--On Thursday, June 10, 2010 15:39 -0700 Ned Freed
<[email protected]> wrote:
>> In general, the current IESG is quite good with not
>> nitpicking a document to death if warned/asked in advance. I
>> also haven't heard any suggested changes to the
>> pre-evaluation document of 5321bis, so I don't think
>> publishing them as RFCs would actually be much more work.
>
> You might want to ask the authors of that document if they
> would be happy
> having it published in its current form before making such
> assumptions.
I think Ned's implied question is important so, as one of said
authors, let me try an answer in both short and longer form.
Short form: ROFL! And that isn't with happiness and joy.
Longer form:
As both of you know, the informal agreement was that Barry would
assemble the pre-eval document and I would concentrate my
efforts on 5321bis itself. I've looked through the various
iterations on the pre-eval document, but I've concentrated on
the equivalents of the task list --what we are and are not going
to do. I've paid about zero attention to the more descriptive
text and even less to how things were phrased, etc. Barry
writes more than well enough for me to be very confident that
whatever he put in was good enough for the purpose.
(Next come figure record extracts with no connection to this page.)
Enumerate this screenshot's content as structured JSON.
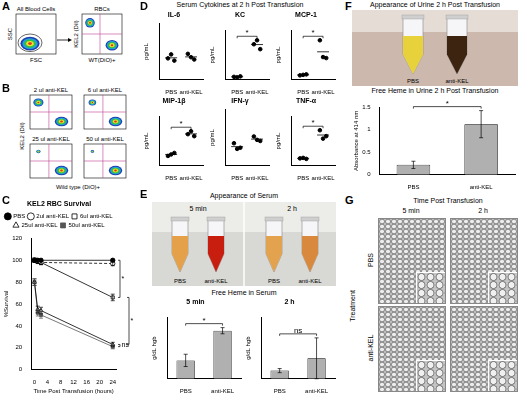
{
  "panels": [
    {
      "letter": "A",
      "plots": [
        {
          "title": "All Blood Cells",
          "x_label": "FSC",
          "y_label": "SSC"
        },
        {
          "title": "RBCs",
          "x_label": "WT(DiO)+",
          "y_label": "KEL2 (DiI)"
        }
      ]
    },
    {
      "letter": "B",
      "x_label": "Wild type (DiO)+",
      "y_label": "KEL2 (DiI)",
      "plots": [
        "2 ul anti-KEL",
        "6 ul anti-KEL",
        "25 ul anti-KEL",
        "50 ul anti-KEL"
      ]
    },
    {
      "letter": "C"
    },
    {
      "letter": "D",
      "title": "Serum Cytokines at 2 h Post Transfusion"
    },
    {
      "letter": "E",
      "photo_title": "Appearance of Serum",
      "times": [
        "5 min",
        "2 h"
      ],
      "tubes": [
        "PBS",
        "anti-KEL"
      ],
      "chart_title": "Free Heme in Serum"
    },
    {
      "letter": "F",
      "photo_title": "Appearance of Urine 2 h Post Transfusion",
      "tubes": [
        "PBS",
        "anti-KEL"
      ]
    },
    {
      "letter": "G",
      "title": "Time Post Transfusion",
      "columns": [
        "5 min",
        "2 h"
      ],
      "row_title": "Treatment",
      "rows": [
        "PBS",
        "anti-KEL"
      ]
    }
  ],
  "chart_data": [
    {
      "type": "line",
      "title": "KEL2 RBC Survival",
      "x_label": "Time Post Transfusion (hours)",
      "y_label": "%Survival",
      "x": [
        0,
        1,
        2,
        24
      ],
      "xlim": [
        -1,
        25
      ],
      "xticks": [
        0,
        4,
        8,
        12,
        16,
        20,
        24
      ],
      "ylim": [
        0,
        120
      ],
      "yticks": [
        0,
        20,
        40,
        60,
        80,
        100,
        120
      ],
      "grid": false,
      "legend": "top",
      "series": [
        {
          "name": "PBS",
          "color": "#000000",
          "marker": "circle",
          "line_style": "solid",
          "values": [
            100,
            100,
            100,
            100
          ],
          "errors": [
            1,
            1,
            1,
            1
          ]
        },
        {
          "name": "2ul anti-KEL",
          "color": "#000000",
          "marker": "open_circle",
          "line_style": "dashed",
          "values": [
            100,
            99,
            98,
            97
          ],
          "errors": [
            2,
            2,
            2,
            2
          ]
        },
        {
          "name": "6ul anti-KEL",
          "color": "#000000",
          "marker": "open_square",
          "line_style": "solid",
          "values": [
            100,
            99,
            98,
            66
          ],
          "errors": [
            2,
            2,
            2,
            3
          ]
        },
        {
          "name": "25ul anti-KEL",
          "color": "#000000",
          "marker": "open_triangle",
          "line_style": "solid",
          "values": [
            80,
            55,
            54,
            23
          ],
          "errors": [
            3,
            3,
            3,
            2
          ]
        },
        {
          "name": "50ul anti-KEL",
          "color": "#555555",
          "marker": "square",
          "line_style": "solid",
          "values": [
            80,
            52,
            50,
            21
          ],
          "errors": [
            3,
            3,
            3,
            2
          ]
        }
      ],
      "annotations": [
        {
          "text": "*",
          "between": [
            "PBS",
            "6ul anti-KEL"
          ]
        },
        {
          "text": "*",
          "between": [
            "6ul anti-KEL",
            "25ul anti-KEL"
          ]
        },
        {
          "text": "ns",
          "between": [
            "25ul anti-KEL",
            "50ul anti-KEL"
          ]
        }
      ]
    },
    {
      "type": "scatter",
      "title": "IL-6",
      "categories": [
        "PBS",
        "anti-KEL"
      ],
      "values": [
        [
          38,
          45,
          34
        ],
        [
          46,
          40,
          36
        ]
      ],
      "y_label": "pg/mL",
      "ylim": [
        0,
        100
      ],
      "tick_labels": "x",
      "marker": "circle",
      "color": "#000000"
    },
    {
      "type": "scatter",
      "title": "KC",
      "categories": [
        "PBS",
        "anti-KEL"
      ],
      "values": [
        [
          6,
          5,
          7
        ],
        [
          72,
          80,
          62
        ]
      ],
      "y_label": "pg/mL",
      "ylim": [
        0,
        100
      ],
      "tick_labels": "x",
      "marker": "circle",
      "color": "#000000",
      "annotations": [
        {
          "text": "*",
          "between": [
            "PBS",
            "anti-KEL"
          ]
        }
      ]
    },
    {
      "type": "scatter",
      "title": "MCP-1",
      "categories": [
        "PBS",
        "anti-KEL"
      ],
      "values": [
        [
          9,
          10,
          11
        ],
        [
          80,
          46,
          44
        ]
      ],
      "y_label": "pg/mL",
      "ylim": [
        0,
        100
      ],
      "tick_labels": "x",
      "marker": "circle",
      "color": "#000000",
      "annotations": [
        {
          "text": "*",
          "between": [
            "PBS",
            "anti-KEL"
          ]
        }
      ]
    },
    {
      "type": "scatter",
      "title": "MIP-1β",
      "categories": [
        "PBS",
        "anti-KEL"
      ],
      "values": [
        [
          20,
          23,
          26
        ],
        [
          64,
          70,
          60
        ]
      ],
      "y_label": "pg/mL",
      "ylim": [
        0,
        100
      ],
      "tick_labels": "x",
      "marker": "circle",
      "color": "#000000",
      "annotations": [
        {
          "text": "*",
          "between": [
            "PBS",
            "anti-KEL"
          ]
        }
      ]
    },
    {
      "type": "scatter",
      "title": "IFN-γ",
      "categories": [
        "PBS",
        "anti-KEL"
      ],
      "values": [
        [
          40,
          30,
          32
        ],
        [
          52,
          46,
          44
        ]
      ],
      "y_label": "pg/mL",
      "ylim": [
        0,
        100
      ],
      "tick_labels": "x",
      "marker": "circle",
      "color": "#000000"
    },
    {
      "type": "scatter",
      "title": "TNF-α",
      "categories": [
        "PBS",
        "anti-KEL"
      ],
      "values": [
        [
          15,
          16,
          14
        ],
        [
          72,
          55,
          60
        ]
      ],
      "y_label": "pg/mL",
      "ylim": [
        0,
        100
      ],
      "tick_labels": "x",
      "marker": "circle",
      "color": "#000000",
      "annotations": [
        {
          "text": "*",
          "between": [
            "PBS",
            "anti-KEL"
          ]
        }
      ]
    },
    {
      "type": "bar",
      "title": "5 min",
      "categories": [
        "PBS",
        "anti-KEL"
      ],
      "values": [
        0.18,
        0.47
      ],
      "errors": [
        0.06,
        0.03
      ],
      "y_label": "g/dL hgb",
      "ylim": [
        0,
        0.6
      ],
      "tick_labels": "x",
      "color": "#b0b0b0",
      "annotations": [
        {
          "text": "*",
          "between": [
            "PBS",
            "anti-KEL"
          ]
        }
      ]
    },
    {
      "type": "bar",
      "title": "2 h",
      "categories": [
        "PBS",
        "anti-KEL"
      ],
      "values": [
        0.08,
        0.2
      ],
      "errors": [
        0.02,
        0.2
      ],
      "y_label": "g/dL hgb",
      "ylim": [
        0,
        0.6
      ],
      "tick_labels": "x",
      "color": "#b0b0b0",
      "annotations": [
        {
          "text": "ns",
          "between": [
            "PBS",
            "anti-KEL"
          ]
        }
      ]
    },
    {
      "type": "bar",
      "title": "Free Heme in Urine 2 h Post Transfusion",
      "categories": [
        "PBS",
        "anti-KEL"
      ],
      "values": [
        0.22,
        1.12
      ],
      "errors": [
        0.08,
        0.3
      ],
      "y_label": "Absorbance at 414 nm",
      "ylim": [
        0,
        1.5
      ],
      "yticks": [
        0,
        0.5,
        1,
        1.5
      ],
      "color": "#b0b0b0",
      "annotations": [
        {
          "text": "*",
          "between": [
            "PBS",
            "anti-KEL"
          ]
        }
      ]
    }
  ]
}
But, if one turns the document into something that is going into
the RFC series with my name on it, I start behaving just about
the same way Ned describes himself as behaving. I want it right
and I want it up to whatever I try to establish as a standard
for my permanent/ professional writing. That means a complete
editing pass on the I-D, discussions with Barry about possible
changes, and probably another pass or two. Then we get to
AUTH48. Perhaps we would get lucky this time but, on almost
every RFC on which I've been an author or co-author, AUTH48
results in identifying some changes that I'm not happy about on
first reading. Many of those lead to extended discussions about
stylistic issues, norms, and comprehensibility. Sometimes ADs,
co-authors, WG Chairs, authors or editors of related documents,
and an occasional shepherd get into the act and we don't all
agree with each other, much less the RFC Editor, at least
initially. Patches the RFC Editor wanted to make by changing
a few words turn into rewritten paragraphs that several people
want to go over. Three to five iterations on a document after
the first AUTH48 are pretty common (and I've experienced larger
numbers). We usually emerge with a much better document and I
almost always end up reflecting on the professionalism and good
tempers of the RFC Editor staff for not deciding I take far more
effort than my documents could possibly be worth, but that is
how it goes. It is hugely time-consuming.
Alexey, you've been following the AUTH48 process on the IDNA2008
documents since they went into that state a week ago. There are
some things about those documents that make them unique, but
maybe there are some things about every document that makes it
unique. I'll spare the rest of you the details but... it is
taking a lot of everyone's time to make sure the published forms
are as clear, precise, and comprehensible as the future readers
deserve.
In addition, the effect on YAM of the extra time an RFC effort
for the pre-eval documents would cost is fairly clear for me and
probably others: the WG is only going to get so many cycles in a
given month and time spent doing editorial work on the pre-eval
docs is time that translates directly into slippage of the
schedule for getting the standards-track document finished, at a
ratio that is probably somewhat worse than one week per week.